1. Field of the Invention
This application relates to the field of speed responsive engaging devices such as clutches.
2. Prior Art
It has been known in the prior art that it is desirable to have a clutch to lock the impeller and turbine elements of a hydrodynamic device together to eliminate slippage therebetween under certain conditions to improve the efficiency of the device. It is further known that it is convenient to use the speed of rotation of an element as a signal to initiate engagement and disengagement of the clutch. The engagement is critical, for example, when the lock-up clutch is used in a hydrodynamic device in combination with an automatic transmission. During an automatic ratio change, it is desirable that the clutch be disengaged so that torque changes occurring during the shift will not be harsh, due to the hydrodynamic device absorbing shocks. If the clutch in the hydrodynamic device remains engaged during a shift, the shift control to provide smooth shifts is more exacting since the normal shock absorbing characteristic of the hydrodynamic device is eliminated.
As pointed out, it is known to utilize speed responsive clutches as lock-up clutches in a hydrodynamic device. Normally, to insure that such clutches are engaged at the proper time, expensive and complicated controls of the mechanical, electric, or hydraulic type are provided. Controls have been used to insure that the lock-up clutch is not engaged during an automatic shift. In addition, the clutch structures performing such functions are normally in themselves quite complicated.
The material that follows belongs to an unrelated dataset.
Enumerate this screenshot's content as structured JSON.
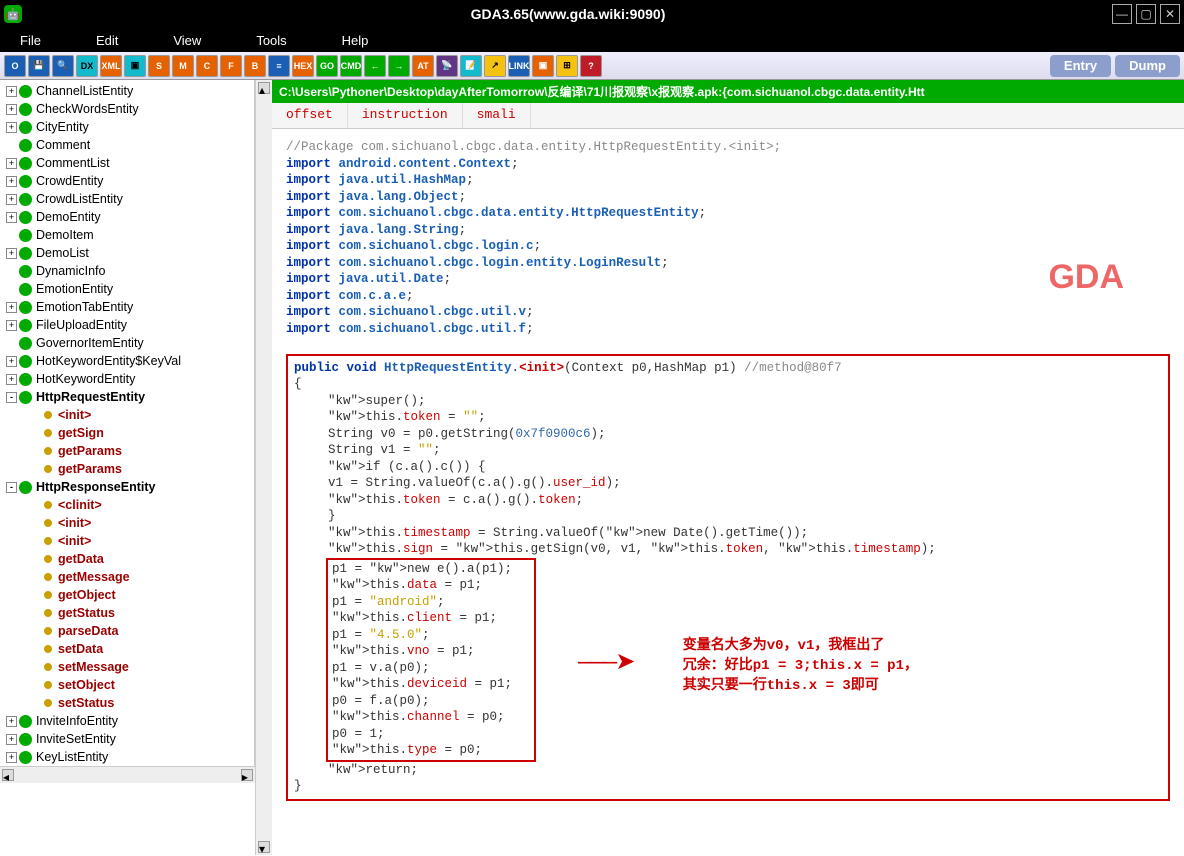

In addition, lock-up clutches for a hydraulic torque converter as known in the prior art normally require modification of the torque converter structure to enlarge same to provide space for the lock-up clutch.
Accordingly, it is an object of the present invention to provide a clutch mechanism for a hydraulic torque converter which can be incorporated within the hydraulic torque converter with no requirement of increased axial or radial dimensions of the torque converter mechanism.
It is a further object of the present invention to provide a lock-up clutch which will engage and disengage at the proper time without the use of external control mechanisms to determine the points of engagement and disengagement. An additional object of the present invention is to provide a speed and torque responsive clutch in a hydrodynamic device which can be physically accommodated within the central toroidal space in the hydrodynamic device. Further, it is an important object of the present invention to provide a lock-up clutch for a hydrodynamic device which will automatically permit speed differentials within the device during specific operating conditions such as ratio change.